Farellones and the road that leads there offer much more than an ascent to 2,300 masl to ski: they record the latent memory of the shaping of the city and its inhabitants.
“I was raised among mountains, with three dozen ranged around.
It seems that never, never, wherever my steps may be heard,
Have I forgotten them, neither by not day, nor by starlit night,
and even now, when pools reflect my snow-white hair, I never left them, nor they me
like a cast-off daughter.
And though people call me
Absentee and renegade, I had them and I have them
still now, still now,
and their gaze goes with me.”
– Gabriela Mistral, “My Mountains” in Selected Poems of Gabriela Mistral Translated by Ursula LeGuin
Mistral has always provided me with a pertinent way to overcome the cliché of visualizing Chile as that “crazy geography” that Benjamín Subercaseaux and his minions have accustomed us to. The only madness involved in this act of accepting [the multifaceted Chileaan geograhy] is the undeniable capacity that natural elements have to provoke exaltation to the point of depriving us of judgment, as happens, for example, when ascending the foothills of the Andes mountains, an option to recover identity lost takes hold.
Unlike Mistral, I grew up on a flat and absent island, where concepts such as valley, peak, narrows and ravine had ceased to be valid with the appearance of the Strait of Magellan and were consequently replaced by notions such as steppe, sierra, horizon and bay.
In Santiago, on the other hand, where I have lived more than half of my life, the Andes are an essential geographical landmark that is not only recorded from a distance, but also experienced when climbing or skiing in the ski centers of Farellones, Valle Nevado, La Parva and Colorado. As a good renegade from Tierra del Fuego, I have never skied and much less climbed, but obviously I do enjoy driving long distances.
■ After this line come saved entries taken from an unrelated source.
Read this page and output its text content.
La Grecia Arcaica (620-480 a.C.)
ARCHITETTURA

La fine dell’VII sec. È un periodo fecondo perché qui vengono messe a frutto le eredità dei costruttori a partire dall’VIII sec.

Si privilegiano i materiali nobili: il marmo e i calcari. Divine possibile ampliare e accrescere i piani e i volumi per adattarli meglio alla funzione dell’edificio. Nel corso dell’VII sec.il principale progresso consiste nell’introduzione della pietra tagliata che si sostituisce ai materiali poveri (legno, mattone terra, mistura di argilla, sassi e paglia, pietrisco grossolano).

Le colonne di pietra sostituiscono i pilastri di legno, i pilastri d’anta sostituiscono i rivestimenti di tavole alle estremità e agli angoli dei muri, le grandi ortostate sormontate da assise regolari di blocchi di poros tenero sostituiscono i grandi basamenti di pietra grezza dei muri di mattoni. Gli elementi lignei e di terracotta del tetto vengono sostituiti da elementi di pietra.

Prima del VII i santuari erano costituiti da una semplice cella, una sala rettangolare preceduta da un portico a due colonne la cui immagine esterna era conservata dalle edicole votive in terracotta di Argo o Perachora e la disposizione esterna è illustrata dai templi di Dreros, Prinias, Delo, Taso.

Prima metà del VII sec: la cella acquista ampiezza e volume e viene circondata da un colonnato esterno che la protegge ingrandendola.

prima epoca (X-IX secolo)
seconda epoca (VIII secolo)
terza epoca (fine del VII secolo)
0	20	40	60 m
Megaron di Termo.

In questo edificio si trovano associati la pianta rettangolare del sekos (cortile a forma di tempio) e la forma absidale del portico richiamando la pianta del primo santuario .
Making the round trip on the road to Farellones, which extends more than 30 km and with an altitude change of over 1,500 meters above sea level from Lo Barnechea, is my chance to overcome the material and seasonal condition of the cross-over zone between the city and mountain. As much as possible, I stop while driving because since the construction was completed at the end of the decade of the ’30s, no investment has been made to take advantage of the road as a corridor not only for vehicles and winter-sports lovers but also for flora, fauna, cyclists, tourists and those who, like me, only seek in occasional hummocks and contained terraces the possibility of experiencing that landscape that we have built.
And, paraphrasing Mistral, although in mountains I was not raised, it is in them that I can invoke the origins of my urban life. Because more than a spectacular whitish stage to see from a distance, it is when immersed there that the traces of ancient ravines can be visualized that once captured and conducted the humidity necessary to irrigate a semi-arid valley, long before this was that pseudo-green oasis that seems natural to us today.